Yargıtay Kararı 11. Hukuk Dairesi 2022/939 E. 2023/4164 K. 05.07.2023 T.

YARGITAY KARARI
DAİRE : 11. Hukuk Dairesi
ESAS NO : 2022/939
KARAR NO : 2023/4164
KARAR TARİHİ : 05.07.2023

MAHKEMESİ : Ankara Bölge Adliye Mahkemesi 21.Hukuk Dairesi
SAYISI : 2021/167 Esas, 2021/1281 Karar
HÜKÜM : Davanın reddi
İLK DERECE MAHKEMESİ: Eskişehir Asliye Ticaret Mahkemesi
SAYISI : 2019/326 E., 2020/429 K.

Taraflar arasındaki tespit davasından dolayı yapılan yargılama sonunda İlk Derece Mahkemesince davanın kabulüne karar verilmiştir.

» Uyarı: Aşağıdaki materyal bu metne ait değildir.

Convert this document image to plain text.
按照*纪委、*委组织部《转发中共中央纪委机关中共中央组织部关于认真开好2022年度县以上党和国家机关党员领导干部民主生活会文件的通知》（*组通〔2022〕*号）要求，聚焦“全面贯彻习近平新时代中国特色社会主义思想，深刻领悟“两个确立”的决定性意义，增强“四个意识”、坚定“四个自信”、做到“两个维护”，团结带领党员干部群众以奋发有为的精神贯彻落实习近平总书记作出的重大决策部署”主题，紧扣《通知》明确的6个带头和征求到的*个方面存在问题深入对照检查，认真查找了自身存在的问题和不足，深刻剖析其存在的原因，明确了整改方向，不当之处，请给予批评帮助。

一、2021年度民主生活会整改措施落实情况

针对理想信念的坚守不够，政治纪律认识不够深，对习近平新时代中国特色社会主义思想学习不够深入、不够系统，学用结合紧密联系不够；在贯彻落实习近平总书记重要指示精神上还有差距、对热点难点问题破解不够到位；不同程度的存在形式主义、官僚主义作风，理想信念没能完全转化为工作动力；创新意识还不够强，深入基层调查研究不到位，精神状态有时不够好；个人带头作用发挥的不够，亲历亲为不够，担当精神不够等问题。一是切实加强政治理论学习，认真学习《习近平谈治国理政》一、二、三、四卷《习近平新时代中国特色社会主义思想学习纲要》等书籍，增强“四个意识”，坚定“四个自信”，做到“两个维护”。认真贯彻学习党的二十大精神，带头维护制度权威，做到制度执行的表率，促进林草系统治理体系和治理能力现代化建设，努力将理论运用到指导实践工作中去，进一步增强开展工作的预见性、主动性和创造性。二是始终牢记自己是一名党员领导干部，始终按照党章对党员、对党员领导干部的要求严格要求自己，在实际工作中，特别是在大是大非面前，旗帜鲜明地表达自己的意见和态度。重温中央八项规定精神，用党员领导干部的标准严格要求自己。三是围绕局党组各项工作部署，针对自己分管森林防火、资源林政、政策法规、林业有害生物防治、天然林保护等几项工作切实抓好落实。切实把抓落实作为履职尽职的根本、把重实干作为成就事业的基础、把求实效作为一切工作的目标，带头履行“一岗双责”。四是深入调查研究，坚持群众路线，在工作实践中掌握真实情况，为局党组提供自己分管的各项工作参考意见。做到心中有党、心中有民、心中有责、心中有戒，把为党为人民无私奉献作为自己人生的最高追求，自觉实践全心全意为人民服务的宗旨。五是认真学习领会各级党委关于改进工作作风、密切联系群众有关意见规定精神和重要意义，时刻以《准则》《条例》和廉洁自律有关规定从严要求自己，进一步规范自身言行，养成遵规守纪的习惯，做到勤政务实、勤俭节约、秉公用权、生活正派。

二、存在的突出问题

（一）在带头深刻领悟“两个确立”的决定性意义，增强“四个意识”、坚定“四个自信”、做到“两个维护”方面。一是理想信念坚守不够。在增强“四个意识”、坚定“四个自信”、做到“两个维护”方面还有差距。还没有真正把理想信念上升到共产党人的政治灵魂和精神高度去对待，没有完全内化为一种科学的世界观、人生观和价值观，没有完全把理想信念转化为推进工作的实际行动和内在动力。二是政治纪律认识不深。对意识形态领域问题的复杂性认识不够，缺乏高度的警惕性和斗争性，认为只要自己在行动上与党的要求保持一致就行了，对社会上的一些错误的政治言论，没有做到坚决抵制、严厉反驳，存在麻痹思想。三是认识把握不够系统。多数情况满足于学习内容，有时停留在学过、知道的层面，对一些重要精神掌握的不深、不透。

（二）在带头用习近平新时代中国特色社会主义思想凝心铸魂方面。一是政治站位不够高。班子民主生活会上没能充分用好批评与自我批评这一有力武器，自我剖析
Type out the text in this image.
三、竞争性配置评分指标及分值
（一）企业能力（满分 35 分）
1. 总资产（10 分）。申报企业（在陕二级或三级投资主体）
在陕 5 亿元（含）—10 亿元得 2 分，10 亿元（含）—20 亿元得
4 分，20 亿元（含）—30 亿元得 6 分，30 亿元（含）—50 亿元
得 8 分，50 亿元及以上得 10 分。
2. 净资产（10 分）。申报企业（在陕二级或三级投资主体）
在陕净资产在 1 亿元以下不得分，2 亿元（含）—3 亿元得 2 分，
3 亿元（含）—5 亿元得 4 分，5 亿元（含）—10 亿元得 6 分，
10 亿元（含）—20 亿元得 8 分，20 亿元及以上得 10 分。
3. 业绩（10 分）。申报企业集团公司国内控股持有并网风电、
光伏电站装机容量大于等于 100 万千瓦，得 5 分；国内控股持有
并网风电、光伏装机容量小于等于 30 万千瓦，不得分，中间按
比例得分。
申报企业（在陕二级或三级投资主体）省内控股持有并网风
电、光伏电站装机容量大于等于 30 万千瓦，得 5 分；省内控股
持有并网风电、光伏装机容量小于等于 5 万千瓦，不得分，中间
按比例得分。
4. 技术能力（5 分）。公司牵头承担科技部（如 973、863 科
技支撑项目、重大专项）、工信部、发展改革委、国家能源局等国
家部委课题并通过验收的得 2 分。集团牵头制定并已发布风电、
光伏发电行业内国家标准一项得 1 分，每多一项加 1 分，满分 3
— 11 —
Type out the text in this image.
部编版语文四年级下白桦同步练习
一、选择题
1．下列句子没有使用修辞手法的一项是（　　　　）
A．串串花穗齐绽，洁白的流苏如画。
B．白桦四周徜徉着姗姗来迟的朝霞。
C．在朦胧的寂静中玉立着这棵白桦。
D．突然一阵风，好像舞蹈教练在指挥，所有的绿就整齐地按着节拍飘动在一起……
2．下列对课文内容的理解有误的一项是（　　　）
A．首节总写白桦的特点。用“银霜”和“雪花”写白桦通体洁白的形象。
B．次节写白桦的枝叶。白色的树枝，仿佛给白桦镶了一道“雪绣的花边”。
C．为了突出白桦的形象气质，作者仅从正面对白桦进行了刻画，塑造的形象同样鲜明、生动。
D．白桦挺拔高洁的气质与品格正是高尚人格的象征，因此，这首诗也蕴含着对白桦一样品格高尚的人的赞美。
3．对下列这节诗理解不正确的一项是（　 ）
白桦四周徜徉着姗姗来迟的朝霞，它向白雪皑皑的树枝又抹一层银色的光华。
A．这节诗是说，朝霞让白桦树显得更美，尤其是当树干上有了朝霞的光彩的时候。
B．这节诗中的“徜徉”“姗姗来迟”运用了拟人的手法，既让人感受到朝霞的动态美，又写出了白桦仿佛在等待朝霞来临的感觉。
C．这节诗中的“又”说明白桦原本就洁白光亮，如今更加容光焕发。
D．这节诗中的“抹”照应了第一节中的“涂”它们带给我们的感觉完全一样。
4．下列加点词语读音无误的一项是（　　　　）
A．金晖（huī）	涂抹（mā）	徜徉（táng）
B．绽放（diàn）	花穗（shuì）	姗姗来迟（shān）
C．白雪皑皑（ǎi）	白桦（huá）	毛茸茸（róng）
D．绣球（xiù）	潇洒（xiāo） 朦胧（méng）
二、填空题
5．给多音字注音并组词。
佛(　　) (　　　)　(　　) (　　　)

Kararın davalı vekili tarafından istinaf edilmesi üzerine, Bölge Adliye Mahkemesince başvurunun kabulü ile İlk Derece Mahkemesi hükmü kaldırılarak yeniden esas hakkında hüküm kurulmak suretiyle davanın reddine karar verilmiştir.

Bölge Adliye Mahkemesi kararı davacı vekili tarafından temyiz edilmekle; kesinlik, süre, temyiz şartı ve diğer usul eksiklikleri yönünden yapılan ön inceleme sonucunda, temyiz dilekçesinin kabulüne karar verildikten ve Tetkik Hâkimi tarafından hazırlanan rapor dinlendikten sonra dosyadaki belgeler incelenip gereği düşünüldü:

I. DAVA
Davacı vekili dava dilekçesinde; davalı şirketin … Eskişehir, Arifiye Mah. …, …Eskişehir (Eskişehir Avm) adreslerindeki faaliyet yerlerinin hiçbirinin Ticaret Sicil Müdürlüğüne tescil edilmediğinin tespit edildiğini, davalı şirketin merkez adresine şube tescili için davet yazıları gönderildiğini, şirketin eşit hisseli iki kardeş tarafından yönetildiği anlaşıldığından şube tescili başvurusunda bulunması için şirkete 15 gün süre verildiği halde bugüne kadar herhangi bir şubenin kaydı için başvuru yapılmadığını ileri sürerek davalı şirketin … …..,….. Eskişehir adreslerinde bulunan işyerlerinin şube olarak Eskişehir Ticaret Siciline tescil ve ilanına karar verilmesini talep etmiştir.

II. CEVAP
Davalı vekili cevap dilekçesinde; davanın görevli mahkemede açılmadığını, yetkili ve görevli mahkemenin Eskişehir Asliye Hukuk Mahkemesi olduğunu, dava dilekçesinde yazılı işyerlerinin müvekkilinin şubesi olmadığını, müvekkili şirkete ait ek işyerleri olduğunu, müvekkili şirkete ait ek işyerlerinin müstakil bir sermayesinin ve muhasebesinin bulunmadığını savunarak açılan davanın reddine karar verilmesini istemiştir.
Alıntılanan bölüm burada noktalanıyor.